El ministro de Economía del Uruguay, Gabriel Oddone, presentó el presupuesto quinquenal como una propuesta “ambiciosa y audaz”. A primera vista, el discurso proyecta confianza y liderazgo. Sin embargo, lo que aparece como audacia en el relato es en realidad prudencia en la acción. El presupuesto evita nombrar los problemas estructurales más graves: la pérdida de competitividad portuaria, el alto costo de la energía, la conflictividad sindical, el cierre de industrias lácteas y la baja dinámica demográfica.

En su lugar, la narrativa se refugia en símbolos tranquilizadores: bienestar social, estabilidad institucional, una clase media fuerte. Estos elementos forman parte del repertorio identitario de Uruguay, que se compara siempre con sus vecinos para sostener una autoestima nacional: “estamos mejor que Argentina o Brasil”. Es lo que podríamos llamar un mecanismo de autoengaño colectivo. Aunque la juventud emigra y los precios internos agobian, la sociedad prefiere aferrarse a la ilusión de ejemplaridad.

El Estado Uruguayo no reconoce abiertamente sus problemas estructurales ni los incorpora en el diseño presupuestal mediante un Presupuesto por Resultados (PpR), por ejemplo. Este sistema obligaría a relacionar recursos con metas específicas y verificables. Con este instrumento el aparato burocrático obtiene una institucionalidad que enfrenta los nudos críticos con indicadores y programas concretos. En Uruguay, en cambio, el presupuesto sigue siendo contable y administrativo, sin mecanismos que midan impactos o aseguren rendición de cuentas.
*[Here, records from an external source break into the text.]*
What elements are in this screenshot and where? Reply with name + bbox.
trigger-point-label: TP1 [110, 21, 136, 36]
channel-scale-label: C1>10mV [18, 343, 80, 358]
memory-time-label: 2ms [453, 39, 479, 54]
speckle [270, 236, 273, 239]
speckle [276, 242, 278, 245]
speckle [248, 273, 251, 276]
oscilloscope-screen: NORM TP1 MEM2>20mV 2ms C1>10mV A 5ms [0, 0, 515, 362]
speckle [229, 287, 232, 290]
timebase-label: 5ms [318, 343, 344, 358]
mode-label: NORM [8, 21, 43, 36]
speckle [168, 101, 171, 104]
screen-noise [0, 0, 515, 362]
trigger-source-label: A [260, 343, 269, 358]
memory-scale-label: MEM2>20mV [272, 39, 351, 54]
De este modo, la crudeza de la realidad no se asume como parte del proceso político; en Uruguay, el presupuesto se convierte en un espejo que devuelve una imagen idealizada de bienestar. Esto explica por qué, en la práctica, el presupuesto uruguayo cambia poco la vida de los ciudadanos. Su función principal no es transformar, sino preservar: evita un shock de confianza y sostiene el mito de una sociedad estable, aunque las bases materiales se debiliten.

El ministro habla de ambición y audacia, pero carece de institucionalidad para traducir esas palabras en resultados. La consecuencia es un ciclo de continuidad simbólica: el ciudadano percibe que todo sigue igual, mientras las oportunidades reales se desvanecen. Lo que falta no es audacia en el discurso, sino un proyecto capaz de enfrentar los problemas estructurales.